Jared McGriff – A Passing Ritual II. Photograph: Courtesy of the artist

The Miami gallery Spinello Projects is hosting an Instagram exhibition which features different artists each week, and will be curated in real time, in response to time-sensitive issues. The gallery director, Anthony Spinello, says it’s “open to our represented artists and extended family who identify as LGBTQ+, minority, or allies”. Some of the works included is My Little Brother’s Casket, by Reginald O’Neal, an up-and-coming black painter based in Miami, as well as paintings of black figures by Jared McGriff and a piece by Eddie Arroyo, which depicts a street scene with a sign that reads: End Police Brutality. “Another day, another hashtag, another soul gone at the hands of police brutality and white supremacy,” said Spinello. “If black lives don’t matter, no lives matter. This show is a virtual rallying cry for justice in solidarity with our black brothers and sisters, and for all those who are deemed other.”

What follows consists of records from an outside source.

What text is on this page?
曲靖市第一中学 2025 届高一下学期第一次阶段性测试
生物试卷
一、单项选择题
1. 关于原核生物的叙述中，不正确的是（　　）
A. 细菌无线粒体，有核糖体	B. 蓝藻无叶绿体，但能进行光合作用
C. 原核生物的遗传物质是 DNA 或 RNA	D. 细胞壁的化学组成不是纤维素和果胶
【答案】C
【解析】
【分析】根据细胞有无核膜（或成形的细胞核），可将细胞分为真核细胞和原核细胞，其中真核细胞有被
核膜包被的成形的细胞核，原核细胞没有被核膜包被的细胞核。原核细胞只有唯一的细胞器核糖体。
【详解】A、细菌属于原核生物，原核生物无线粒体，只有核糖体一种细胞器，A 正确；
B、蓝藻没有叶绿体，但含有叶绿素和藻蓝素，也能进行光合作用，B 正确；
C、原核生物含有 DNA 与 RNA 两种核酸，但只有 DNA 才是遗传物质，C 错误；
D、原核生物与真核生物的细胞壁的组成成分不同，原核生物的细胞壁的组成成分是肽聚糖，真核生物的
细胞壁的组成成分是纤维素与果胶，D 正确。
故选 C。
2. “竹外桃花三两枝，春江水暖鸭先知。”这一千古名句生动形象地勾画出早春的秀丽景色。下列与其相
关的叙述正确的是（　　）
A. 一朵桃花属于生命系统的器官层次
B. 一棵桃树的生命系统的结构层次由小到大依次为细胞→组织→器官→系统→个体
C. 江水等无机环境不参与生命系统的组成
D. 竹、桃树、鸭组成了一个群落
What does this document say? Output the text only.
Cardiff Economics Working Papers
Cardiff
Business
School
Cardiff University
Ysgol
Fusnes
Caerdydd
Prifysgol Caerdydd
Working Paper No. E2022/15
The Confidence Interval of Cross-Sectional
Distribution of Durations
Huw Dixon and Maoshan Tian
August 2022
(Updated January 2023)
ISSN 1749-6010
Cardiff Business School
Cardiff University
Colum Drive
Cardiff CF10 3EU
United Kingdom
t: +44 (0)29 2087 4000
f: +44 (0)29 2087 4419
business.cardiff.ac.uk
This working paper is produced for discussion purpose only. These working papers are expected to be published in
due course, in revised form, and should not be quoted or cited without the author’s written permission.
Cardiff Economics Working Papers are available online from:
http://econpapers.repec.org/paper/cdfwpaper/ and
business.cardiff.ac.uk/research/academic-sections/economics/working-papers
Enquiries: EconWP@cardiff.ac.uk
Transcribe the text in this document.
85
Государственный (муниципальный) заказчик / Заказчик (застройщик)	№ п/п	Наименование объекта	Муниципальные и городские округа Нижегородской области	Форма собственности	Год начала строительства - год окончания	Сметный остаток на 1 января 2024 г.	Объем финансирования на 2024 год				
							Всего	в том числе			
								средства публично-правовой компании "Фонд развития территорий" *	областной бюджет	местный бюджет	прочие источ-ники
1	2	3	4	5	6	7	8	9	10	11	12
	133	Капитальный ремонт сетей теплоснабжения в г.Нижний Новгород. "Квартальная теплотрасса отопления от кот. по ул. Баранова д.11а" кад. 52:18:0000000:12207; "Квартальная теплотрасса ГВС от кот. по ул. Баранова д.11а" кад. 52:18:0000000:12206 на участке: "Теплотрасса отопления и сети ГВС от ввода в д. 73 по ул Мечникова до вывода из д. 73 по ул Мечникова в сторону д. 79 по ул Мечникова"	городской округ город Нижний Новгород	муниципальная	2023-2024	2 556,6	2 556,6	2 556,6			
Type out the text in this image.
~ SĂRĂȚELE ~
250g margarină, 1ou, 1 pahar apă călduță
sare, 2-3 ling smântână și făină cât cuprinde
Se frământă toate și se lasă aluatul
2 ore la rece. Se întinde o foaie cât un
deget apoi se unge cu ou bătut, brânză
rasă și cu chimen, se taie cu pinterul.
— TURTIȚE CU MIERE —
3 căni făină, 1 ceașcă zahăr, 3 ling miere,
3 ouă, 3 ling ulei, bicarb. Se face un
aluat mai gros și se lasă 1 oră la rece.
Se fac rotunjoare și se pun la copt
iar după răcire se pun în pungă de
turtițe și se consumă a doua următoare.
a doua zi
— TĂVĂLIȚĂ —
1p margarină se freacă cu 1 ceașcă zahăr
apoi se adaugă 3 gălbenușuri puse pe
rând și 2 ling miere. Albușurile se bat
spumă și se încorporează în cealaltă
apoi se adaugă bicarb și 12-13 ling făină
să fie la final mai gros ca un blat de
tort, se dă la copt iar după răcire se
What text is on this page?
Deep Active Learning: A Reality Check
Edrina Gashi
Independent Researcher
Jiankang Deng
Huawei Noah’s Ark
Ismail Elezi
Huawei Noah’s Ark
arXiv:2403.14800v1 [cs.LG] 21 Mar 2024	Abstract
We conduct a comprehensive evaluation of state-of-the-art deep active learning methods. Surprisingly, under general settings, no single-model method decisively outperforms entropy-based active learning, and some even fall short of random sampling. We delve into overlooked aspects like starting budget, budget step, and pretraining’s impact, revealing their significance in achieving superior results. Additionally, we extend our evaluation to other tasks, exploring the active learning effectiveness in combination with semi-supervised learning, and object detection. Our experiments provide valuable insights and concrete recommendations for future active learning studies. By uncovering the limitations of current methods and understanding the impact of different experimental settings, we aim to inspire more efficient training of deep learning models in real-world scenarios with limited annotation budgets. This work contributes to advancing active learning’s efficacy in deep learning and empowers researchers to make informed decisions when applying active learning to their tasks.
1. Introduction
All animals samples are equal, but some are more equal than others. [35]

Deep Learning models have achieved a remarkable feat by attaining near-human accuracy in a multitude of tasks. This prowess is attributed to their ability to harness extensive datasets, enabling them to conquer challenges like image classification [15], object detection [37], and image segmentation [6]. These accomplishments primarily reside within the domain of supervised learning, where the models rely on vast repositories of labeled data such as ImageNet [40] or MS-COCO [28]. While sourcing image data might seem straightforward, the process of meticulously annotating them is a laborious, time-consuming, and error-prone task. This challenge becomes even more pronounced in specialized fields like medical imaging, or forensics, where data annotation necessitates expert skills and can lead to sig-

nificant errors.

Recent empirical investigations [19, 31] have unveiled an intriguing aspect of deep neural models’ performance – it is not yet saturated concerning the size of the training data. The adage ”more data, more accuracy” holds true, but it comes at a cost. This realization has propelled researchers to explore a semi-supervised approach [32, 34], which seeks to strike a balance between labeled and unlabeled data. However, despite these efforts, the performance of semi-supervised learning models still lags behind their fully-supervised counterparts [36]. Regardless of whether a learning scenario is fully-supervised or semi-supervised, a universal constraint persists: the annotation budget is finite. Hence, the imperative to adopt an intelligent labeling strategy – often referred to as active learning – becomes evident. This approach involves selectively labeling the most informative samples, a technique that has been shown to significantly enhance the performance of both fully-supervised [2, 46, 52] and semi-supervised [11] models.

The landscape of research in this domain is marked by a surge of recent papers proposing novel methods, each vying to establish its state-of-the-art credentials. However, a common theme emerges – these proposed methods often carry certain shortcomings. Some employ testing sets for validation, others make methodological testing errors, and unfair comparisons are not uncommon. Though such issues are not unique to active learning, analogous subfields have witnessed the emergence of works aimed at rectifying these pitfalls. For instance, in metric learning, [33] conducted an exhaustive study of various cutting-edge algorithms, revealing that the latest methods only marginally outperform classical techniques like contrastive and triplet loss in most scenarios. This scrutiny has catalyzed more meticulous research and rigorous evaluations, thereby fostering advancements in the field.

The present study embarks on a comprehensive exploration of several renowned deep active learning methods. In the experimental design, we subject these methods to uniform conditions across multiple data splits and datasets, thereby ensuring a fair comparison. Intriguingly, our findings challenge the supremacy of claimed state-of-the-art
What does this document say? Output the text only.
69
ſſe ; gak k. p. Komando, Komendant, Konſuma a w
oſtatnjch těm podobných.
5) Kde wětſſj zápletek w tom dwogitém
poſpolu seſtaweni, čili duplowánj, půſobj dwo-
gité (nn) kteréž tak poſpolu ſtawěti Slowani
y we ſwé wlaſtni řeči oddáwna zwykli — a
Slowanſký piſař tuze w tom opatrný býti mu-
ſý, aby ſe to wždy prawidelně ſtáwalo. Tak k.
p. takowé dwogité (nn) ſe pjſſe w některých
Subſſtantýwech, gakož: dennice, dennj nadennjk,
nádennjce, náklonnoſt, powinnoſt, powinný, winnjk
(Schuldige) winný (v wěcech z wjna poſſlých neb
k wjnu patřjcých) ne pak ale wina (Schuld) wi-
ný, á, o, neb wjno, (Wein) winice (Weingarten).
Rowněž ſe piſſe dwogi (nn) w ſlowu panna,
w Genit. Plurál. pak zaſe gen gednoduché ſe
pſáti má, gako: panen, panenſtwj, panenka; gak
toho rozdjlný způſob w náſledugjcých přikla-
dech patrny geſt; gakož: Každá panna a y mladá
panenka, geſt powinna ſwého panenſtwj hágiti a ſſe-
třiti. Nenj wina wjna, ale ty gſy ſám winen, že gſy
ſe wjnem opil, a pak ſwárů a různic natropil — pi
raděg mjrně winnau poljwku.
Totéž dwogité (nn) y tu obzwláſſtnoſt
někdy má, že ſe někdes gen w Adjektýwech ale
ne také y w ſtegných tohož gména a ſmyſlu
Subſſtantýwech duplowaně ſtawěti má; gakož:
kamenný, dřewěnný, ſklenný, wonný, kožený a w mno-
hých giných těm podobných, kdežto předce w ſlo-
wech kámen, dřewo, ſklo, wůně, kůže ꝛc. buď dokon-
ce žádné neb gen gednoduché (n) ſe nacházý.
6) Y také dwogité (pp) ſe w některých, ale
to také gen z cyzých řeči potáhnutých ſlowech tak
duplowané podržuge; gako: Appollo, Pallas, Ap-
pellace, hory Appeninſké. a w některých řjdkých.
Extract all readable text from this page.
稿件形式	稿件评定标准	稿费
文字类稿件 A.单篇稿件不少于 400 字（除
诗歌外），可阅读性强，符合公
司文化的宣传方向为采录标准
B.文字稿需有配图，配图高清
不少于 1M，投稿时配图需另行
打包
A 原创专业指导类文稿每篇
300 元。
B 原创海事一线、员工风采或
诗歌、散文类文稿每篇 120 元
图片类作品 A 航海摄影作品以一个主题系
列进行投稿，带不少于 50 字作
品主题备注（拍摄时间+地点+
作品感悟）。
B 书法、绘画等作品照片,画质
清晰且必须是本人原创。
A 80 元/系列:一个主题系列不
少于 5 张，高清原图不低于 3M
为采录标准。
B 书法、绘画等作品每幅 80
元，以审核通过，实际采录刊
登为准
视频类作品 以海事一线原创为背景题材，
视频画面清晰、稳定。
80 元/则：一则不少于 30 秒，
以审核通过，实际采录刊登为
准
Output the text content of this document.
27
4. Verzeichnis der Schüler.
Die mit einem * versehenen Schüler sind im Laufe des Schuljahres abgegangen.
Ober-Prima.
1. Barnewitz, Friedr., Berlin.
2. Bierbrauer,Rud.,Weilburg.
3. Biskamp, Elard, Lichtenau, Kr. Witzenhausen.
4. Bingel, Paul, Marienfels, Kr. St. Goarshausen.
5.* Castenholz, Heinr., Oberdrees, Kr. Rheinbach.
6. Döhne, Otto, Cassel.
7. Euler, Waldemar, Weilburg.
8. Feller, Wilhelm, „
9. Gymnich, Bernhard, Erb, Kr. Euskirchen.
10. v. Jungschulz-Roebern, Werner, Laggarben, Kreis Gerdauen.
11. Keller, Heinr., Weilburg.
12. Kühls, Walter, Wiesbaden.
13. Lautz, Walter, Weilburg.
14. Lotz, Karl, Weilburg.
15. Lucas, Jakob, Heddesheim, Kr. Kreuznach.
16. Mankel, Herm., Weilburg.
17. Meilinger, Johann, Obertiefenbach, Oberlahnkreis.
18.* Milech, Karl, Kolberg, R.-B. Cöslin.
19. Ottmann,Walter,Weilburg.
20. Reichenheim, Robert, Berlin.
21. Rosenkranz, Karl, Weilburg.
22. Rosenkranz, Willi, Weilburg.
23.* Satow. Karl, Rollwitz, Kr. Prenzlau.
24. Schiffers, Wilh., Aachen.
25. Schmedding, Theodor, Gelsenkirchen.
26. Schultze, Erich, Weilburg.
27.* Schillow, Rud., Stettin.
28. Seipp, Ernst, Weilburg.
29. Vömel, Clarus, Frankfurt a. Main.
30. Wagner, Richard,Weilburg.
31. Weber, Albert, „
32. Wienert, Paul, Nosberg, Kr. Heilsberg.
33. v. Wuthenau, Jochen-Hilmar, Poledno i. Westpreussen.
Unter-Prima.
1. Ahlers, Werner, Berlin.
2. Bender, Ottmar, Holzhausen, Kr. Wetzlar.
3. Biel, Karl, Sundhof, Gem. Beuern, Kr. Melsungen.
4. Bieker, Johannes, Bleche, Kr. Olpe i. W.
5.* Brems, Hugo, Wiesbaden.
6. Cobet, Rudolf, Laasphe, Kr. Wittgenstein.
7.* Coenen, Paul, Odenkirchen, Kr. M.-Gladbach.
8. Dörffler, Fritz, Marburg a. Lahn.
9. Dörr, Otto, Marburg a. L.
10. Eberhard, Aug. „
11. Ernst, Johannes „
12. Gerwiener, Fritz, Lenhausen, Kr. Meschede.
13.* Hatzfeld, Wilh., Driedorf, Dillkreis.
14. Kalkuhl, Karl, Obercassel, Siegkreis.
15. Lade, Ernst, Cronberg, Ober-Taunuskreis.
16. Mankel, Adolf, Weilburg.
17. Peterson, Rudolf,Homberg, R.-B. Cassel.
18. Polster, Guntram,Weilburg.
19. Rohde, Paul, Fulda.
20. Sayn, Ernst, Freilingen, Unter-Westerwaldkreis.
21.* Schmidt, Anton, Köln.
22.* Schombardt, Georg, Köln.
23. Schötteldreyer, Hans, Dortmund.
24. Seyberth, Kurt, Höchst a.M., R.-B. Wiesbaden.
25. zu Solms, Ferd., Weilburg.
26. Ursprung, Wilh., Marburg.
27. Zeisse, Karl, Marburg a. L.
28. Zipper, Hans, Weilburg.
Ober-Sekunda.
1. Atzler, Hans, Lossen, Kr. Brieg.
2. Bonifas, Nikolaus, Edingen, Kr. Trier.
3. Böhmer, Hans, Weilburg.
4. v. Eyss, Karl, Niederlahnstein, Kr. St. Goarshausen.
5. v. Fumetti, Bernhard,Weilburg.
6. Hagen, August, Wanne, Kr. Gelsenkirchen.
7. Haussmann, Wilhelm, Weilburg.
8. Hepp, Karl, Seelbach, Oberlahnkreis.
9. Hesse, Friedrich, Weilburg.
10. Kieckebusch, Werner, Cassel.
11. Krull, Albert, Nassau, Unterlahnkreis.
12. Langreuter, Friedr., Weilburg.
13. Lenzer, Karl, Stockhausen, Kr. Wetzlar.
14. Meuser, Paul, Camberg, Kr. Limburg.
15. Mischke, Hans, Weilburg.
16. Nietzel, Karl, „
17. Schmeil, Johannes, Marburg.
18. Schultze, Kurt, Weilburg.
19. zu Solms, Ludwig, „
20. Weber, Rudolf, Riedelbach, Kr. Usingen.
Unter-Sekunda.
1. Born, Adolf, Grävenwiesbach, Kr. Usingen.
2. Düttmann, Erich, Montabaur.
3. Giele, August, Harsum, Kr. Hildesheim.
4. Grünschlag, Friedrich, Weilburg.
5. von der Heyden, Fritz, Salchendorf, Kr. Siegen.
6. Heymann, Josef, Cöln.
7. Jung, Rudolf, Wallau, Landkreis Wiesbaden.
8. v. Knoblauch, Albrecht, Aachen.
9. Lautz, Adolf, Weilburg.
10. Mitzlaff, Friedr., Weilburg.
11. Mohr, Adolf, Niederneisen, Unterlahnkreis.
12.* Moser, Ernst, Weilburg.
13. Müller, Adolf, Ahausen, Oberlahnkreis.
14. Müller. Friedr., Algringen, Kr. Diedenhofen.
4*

Illegal to Be You: Gay History Beyond Stonewall

A ‘Gay is Good’ button from 1968 from the collection of Frank Kameny. Photograph: Courtesy of the Smithsonian’s National Museum of American History

An ongoing online exhibition with the National Museum of American History in Washington traces the history of gay rights and activism. Though the exhibition opened last summer to commemorate the 50th anniversary of Stonewall, the digital component includes artefacts from the 19th century onward, including protest signs, the first trans pride flag, Aids-related lab equipment, oral histories, Billie Jean King’s tennis dress and ephemera from the collection of Frank Kameny, who staged the first gay rights protest outside the White House.

“There is no one, unified gay history; what all gay people have shared across time is the struggle for the right to be themselves and the museum has been documenting these stories for decades,” said the museum’s curator, Katherine Ott. “Today, gay Americans have achieved so much, yet many people are unaware of how it happened.”